Again, the whole assumption of 95% wind is itself unrealistic. I doubt we will ever want such a “monoculture” grid. A real renewable grid would run from a mixture of sources.
But it is more than a useful limiting case. At minimum it implies that wind (mixed with a small amount of something else for long outages) would be useful for something no one thinks wind is good for: base load. Suppose you had wind farms set up to provide a “firm” commitment for base load with 90% availability.
Typically base load is about 40% of total consumption in a grid, though this varies widely. As we have already seen, three-hours storage provides this with better than 90% availability, even with a small number of sites. By using this for base load you guarantee the “firm” commitment would be useful. You would never have demand for less than 20% capacity, which would be equal to that base load. Further, much of the power generated above the 20% level would occur during times when demand was well above base. Possibly the three hours by itself would be enough to time shift additional power to when it is needed. If not, no more than hour or two more is needed for such time shifting. So total storage requirements would be four or five hours of whatever percentage of capacity was contracted as a firm commitment.
Increasing storage to the full ten hours (or whatever would increase availability to 95%), it might well make sense to let wind provide more than base — to provide as much as 65% of the electric grid. While in practice we may never want anything close to an all-wind grid, we may well find that a wind/hydro dominated grid makes sense.

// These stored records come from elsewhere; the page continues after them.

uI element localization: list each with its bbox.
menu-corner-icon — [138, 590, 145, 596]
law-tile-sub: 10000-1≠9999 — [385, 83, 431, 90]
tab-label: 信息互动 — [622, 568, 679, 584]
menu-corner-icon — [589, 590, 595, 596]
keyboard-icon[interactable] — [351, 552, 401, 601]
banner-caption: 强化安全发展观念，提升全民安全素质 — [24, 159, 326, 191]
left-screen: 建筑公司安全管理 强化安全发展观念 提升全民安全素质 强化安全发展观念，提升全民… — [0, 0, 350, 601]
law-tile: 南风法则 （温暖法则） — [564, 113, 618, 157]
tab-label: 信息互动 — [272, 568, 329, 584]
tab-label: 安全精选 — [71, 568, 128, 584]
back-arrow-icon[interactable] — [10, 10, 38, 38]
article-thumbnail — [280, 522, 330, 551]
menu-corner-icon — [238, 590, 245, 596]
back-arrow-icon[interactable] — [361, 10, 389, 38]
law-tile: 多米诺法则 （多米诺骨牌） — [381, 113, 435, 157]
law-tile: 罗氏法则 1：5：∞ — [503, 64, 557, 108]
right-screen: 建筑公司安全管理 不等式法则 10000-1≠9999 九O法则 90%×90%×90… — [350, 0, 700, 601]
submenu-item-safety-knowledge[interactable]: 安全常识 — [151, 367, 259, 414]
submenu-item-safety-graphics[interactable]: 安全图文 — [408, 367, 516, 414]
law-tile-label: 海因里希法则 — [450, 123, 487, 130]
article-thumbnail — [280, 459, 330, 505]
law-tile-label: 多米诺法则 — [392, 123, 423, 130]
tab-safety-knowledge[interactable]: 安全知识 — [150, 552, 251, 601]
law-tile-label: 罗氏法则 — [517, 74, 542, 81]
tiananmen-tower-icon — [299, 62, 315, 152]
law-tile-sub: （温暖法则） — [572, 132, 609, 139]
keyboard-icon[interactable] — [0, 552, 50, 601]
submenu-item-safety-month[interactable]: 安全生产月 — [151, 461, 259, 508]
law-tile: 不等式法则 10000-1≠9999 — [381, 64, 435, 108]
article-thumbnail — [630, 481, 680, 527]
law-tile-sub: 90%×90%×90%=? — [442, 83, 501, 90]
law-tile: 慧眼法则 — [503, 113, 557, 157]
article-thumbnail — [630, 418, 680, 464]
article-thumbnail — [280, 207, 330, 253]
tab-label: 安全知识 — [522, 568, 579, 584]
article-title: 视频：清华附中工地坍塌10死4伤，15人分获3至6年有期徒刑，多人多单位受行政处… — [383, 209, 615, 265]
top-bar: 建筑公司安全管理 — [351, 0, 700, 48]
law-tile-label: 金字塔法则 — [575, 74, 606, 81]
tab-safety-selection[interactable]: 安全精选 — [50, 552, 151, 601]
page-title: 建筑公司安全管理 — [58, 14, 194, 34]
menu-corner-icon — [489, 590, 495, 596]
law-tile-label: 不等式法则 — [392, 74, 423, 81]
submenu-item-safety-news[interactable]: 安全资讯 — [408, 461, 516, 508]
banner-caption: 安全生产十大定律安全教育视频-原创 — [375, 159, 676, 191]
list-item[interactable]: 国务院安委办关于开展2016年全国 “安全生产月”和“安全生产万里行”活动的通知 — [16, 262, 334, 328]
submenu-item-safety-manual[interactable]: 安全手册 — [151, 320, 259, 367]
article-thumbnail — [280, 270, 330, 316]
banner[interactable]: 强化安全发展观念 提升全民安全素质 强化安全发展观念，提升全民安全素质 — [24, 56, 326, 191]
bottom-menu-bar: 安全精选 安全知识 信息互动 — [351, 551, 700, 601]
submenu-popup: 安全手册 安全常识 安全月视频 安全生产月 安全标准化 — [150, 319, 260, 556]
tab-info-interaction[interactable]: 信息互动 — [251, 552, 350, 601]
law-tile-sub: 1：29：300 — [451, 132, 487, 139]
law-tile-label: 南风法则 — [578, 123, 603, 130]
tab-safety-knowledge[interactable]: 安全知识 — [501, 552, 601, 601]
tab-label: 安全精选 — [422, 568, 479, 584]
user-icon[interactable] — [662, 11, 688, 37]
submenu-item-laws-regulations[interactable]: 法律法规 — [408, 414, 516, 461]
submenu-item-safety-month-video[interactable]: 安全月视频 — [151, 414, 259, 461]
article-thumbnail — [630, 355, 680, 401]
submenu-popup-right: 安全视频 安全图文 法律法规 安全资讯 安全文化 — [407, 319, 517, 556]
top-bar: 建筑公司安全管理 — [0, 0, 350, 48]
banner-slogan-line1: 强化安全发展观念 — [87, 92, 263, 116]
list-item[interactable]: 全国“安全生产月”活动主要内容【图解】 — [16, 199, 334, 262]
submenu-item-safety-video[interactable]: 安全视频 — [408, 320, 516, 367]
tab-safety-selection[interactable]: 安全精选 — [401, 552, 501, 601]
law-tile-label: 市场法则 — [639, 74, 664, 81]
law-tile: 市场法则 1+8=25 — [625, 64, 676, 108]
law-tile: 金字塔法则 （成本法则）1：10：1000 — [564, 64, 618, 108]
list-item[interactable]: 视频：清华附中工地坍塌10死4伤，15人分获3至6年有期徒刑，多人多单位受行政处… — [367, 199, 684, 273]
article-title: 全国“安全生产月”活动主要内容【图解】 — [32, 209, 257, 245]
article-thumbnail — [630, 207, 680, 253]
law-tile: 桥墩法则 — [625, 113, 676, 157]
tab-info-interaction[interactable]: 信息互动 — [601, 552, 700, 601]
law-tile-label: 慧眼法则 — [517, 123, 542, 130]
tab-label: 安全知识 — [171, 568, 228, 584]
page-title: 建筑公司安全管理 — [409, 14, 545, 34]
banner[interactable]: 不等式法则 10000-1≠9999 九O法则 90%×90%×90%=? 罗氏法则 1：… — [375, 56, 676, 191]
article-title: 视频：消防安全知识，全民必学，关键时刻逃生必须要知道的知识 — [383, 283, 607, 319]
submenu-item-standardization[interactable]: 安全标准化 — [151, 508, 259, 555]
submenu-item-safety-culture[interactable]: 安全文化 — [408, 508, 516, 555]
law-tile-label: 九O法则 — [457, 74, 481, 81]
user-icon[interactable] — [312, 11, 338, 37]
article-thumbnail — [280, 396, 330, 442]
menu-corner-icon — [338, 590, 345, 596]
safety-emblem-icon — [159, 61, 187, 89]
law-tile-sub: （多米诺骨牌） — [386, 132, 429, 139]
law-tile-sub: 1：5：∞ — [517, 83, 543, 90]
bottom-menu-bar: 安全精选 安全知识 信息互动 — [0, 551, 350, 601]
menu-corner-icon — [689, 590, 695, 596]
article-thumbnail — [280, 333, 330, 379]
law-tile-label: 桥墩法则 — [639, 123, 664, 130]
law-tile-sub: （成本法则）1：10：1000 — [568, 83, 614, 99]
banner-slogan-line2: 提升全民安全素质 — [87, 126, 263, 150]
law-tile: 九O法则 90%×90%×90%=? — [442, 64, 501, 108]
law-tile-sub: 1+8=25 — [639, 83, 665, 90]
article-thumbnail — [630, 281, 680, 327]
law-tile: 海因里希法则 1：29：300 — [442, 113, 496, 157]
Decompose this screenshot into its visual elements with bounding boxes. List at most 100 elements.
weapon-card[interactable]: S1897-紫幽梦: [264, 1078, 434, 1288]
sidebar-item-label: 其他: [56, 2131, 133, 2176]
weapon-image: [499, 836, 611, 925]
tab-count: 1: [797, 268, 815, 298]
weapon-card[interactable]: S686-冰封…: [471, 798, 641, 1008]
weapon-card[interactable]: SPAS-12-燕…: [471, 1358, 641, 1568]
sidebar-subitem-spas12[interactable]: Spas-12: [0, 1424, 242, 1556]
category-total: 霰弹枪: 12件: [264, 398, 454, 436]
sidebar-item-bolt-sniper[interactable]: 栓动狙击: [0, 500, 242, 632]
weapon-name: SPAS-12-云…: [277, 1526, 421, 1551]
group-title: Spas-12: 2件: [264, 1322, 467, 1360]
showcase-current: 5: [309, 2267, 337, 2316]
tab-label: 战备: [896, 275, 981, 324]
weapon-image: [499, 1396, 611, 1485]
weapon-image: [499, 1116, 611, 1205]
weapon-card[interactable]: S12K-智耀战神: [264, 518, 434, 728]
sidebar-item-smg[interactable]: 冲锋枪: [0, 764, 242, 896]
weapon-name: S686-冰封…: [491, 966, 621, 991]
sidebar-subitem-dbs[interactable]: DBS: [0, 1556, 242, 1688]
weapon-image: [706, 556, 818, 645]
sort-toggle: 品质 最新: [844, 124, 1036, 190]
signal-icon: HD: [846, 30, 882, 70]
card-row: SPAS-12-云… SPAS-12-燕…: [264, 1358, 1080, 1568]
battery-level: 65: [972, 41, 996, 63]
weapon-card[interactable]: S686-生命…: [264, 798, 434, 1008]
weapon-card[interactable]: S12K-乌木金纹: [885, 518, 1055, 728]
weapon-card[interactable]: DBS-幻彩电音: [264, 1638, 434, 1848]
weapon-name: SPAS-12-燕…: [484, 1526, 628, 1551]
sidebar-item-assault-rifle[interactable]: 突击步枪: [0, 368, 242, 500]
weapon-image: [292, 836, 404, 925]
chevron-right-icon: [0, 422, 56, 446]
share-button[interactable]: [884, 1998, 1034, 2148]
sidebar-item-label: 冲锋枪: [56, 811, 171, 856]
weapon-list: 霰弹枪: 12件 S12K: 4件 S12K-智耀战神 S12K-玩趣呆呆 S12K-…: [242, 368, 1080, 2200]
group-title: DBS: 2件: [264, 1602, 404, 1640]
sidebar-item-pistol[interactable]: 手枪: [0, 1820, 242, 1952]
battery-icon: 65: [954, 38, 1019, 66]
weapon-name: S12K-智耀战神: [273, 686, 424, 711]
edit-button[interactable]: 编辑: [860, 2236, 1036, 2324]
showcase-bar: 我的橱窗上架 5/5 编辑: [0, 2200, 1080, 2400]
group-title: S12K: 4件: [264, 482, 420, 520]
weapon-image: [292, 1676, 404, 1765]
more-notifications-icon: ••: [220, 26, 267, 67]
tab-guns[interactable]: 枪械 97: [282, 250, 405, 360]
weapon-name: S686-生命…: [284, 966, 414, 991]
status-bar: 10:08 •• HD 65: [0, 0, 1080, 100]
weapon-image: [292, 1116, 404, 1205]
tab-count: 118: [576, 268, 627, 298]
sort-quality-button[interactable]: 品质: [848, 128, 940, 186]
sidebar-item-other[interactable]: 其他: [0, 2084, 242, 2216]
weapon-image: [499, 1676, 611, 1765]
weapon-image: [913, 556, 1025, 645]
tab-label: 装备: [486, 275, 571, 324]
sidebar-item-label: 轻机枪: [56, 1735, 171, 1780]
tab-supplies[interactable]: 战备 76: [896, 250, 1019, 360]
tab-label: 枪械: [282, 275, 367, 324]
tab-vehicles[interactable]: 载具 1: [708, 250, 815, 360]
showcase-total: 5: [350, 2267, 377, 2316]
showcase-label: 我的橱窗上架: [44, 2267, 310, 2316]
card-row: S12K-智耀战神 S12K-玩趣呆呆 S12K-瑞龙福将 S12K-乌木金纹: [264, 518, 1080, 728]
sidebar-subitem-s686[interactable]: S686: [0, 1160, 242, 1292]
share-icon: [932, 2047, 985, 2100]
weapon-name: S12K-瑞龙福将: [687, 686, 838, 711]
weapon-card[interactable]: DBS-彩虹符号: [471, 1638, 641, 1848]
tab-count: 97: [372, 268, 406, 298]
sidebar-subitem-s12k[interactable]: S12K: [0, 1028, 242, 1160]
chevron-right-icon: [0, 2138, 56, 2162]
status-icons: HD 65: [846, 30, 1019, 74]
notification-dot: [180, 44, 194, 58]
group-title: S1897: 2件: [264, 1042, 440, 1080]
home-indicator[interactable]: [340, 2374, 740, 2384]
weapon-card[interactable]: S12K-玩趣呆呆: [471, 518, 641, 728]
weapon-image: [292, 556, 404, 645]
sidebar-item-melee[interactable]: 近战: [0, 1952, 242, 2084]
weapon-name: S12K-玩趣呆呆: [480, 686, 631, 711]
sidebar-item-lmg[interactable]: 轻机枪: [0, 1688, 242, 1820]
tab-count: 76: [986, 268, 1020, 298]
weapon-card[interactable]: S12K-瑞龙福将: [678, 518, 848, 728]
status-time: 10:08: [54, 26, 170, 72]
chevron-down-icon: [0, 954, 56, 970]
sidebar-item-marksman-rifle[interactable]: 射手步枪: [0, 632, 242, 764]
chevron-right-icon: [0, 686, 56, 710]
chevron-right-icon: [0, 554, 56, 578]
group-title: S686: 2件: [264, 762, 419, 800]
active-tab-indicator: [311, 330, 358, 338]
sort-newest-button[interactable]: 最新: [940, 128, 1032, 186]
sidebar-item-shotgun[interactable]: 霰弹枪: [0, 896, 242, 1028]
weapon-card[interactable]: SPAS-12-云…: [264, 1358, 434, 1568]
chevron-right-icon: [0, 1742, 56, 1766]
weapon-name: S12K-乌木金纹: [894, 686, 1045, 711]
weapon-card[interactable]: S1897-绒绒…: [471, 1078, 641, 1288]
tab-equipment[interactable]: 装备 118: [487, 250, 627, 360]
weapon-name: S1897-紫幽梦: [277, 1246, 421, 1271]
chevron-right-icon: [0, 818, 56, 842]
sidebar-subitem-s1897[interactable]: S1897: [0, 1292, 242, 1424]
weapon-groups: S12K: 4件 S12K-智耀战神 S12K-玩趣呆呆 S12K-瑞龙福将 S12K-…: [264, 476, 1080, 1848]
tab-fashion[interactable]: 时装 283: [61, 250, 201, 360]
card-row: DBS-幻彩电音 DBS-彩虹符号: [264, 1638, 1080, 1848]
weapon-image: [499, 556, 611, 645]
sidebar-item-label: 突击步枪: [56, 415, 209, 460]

If you were to put in place today the cheapest low-carbon grid, it would come close to the 95% wind figure I mentioned. You would use existing hydro, new and existing geothermal, solar thermal in the deserts, and photovoltaics on tall buildings and other places where they can replace expensive structural material and also in sunny climates where concentrators could be used. You would take advantage of wave and tidal to some extent, along with biomass. You would use small quantities of natural gas, because fossil fuel use only needs to be near zero.
With all that, you’d still end up with somewhere between 80% and 90% of power supplied by wind — the lowest priced renewable alternative in the U.S.
Of course this is not something you would do all at once. As you phased in such a wind-dominated grid, the price of other renewables would drop. So in practice, if we were to use wind plus long-distance transmission and storage to begin decarbonizing the grid today, the new capabilities and increased purchase of variable-source electricity would encourage more investment in other renewable electricity sources (such as PV). Wind would probably come into balance with other renewables at the point where it provided 45% to 65% of electricity.